Thus the Christian hymns of the middle ages, such as the famous “Dies Iræ,” did not bring in rhyme as quite a novelty, but they used it skilfully and made it common, and it was taken up also by the Troubadours, the masters and teachers of Europe in the poetic art.
The best poetry of our own day is full of quaint fancy and delicate melody, the setting of lovely thought in harmonious language, at once pictures for the imagination and music for the ear. But besides this, it has a curious interest to the student of history, as keeping alive in our midst the ways of thought of the most ancient world. Much of poetic art lies in imitating the expressions of earlier stages of culture, when poetry was the natural utterance of any strong emotion, the natural means to convey any solemn address or ancestral tradition.

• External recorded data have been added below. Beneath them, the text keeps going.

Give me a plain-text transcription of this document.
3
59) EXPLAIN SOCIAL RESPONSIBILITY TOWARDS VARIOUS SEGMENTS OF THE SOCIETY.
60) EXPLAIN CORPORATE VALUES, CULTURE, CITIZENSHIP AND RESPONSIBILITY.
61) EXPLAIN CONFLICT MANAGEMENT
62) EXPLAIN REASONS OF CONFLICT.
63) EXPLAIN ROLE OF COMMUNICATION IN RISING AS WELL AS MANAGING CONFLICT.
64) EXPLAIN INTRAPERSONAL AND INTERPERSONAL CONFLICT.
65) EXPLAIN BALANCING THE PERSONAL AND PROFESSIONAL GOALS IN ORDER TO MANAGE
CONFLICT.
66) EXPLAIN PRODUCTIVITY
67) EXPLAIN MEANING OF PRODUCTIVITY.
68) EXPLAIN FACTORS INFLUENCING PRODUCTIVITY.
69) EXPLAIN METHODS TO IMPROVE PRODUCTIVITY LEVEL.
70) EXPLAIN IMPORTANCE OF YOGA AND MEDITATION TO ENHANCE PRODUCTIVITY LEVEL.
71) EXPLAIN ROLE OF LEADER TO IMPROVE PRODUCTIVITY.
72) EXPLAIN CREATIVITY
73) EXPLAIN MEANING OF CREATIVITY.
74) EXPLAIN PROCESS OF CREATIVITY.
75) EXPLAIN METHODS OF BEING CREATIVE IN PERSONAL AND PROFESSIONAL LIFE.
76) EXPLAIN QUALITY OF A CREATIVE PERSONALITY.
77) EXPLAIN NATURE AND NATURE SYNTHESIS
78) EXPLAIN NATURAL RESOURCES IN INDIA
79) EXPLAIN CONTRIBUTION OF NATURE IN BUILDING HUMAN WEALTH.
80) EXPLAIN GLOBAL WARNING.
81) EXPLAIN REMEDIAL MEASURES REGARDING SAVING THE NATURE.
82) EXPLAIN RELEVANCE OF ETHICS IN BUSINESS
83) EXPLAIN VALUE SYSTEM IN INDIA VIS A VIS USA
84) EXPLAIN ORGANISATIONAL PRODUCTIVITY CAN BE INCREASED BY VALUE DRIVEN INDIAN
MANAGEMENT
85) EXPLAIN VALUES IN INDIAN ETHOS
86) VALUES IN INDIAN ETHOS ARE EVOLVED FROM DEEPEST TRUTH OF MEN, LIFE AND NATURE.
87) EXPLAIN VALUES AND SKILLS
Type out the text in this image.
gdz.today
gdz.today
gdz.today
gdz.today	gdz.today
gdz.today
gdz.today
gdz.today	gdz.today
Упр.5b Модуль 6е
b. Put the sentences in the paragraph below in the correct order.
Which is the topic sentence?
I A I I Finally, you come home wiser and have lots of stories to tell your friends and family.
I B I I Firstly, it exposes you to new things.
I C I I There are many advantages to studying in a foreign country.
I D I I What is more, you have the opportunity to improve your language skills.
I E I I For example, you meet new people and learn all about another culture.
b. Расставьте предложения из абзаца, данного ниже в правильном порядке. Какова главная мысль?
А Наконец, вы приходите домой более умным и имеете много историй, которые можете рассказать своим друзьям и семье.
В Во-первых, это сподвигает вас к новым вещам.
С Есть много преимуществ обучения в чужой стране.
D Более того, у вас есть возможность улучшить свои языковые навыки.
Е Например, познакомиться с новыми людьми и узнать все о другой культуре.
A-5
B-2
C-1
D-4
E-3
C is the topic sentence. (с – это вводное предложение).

The modern poet still uses for picturesqueness the metaphors which to the barbarian were real helps to express his sense. This may be seen in analyzing a poem of Shelley’s:—
“How wonderful is Death,
Death and his brother, Sleep!
One, pale as yonder waning moon,
With lips of lurid blue;
The other, rosy as the morn
When throned on ocean’s wave
It blushes o’er the world.”
Here the likeness of death and sleep is expressed by the metaphor of calling them brothers, the moon is brought in to illustrate the notion of paleness, and the dawn of redness; while to convey the idea of the dawn shining over the sea the simile of its sitting on a throne is introduced, and its reddening is compared on the one hand to a rose, and on the other to blushing. Now this is the very way in which early barbaric man, not for poetic affectation, but simply to find the plainest words to convey his thoughts, would talk in metaphors taken from nature. Even our daily prose is full of words, now come down to ordinary use, which show vestiges of this old nature-poetry, and the etymologist may, if he will, set up again the pictures of the old poetic thoughts which made the words.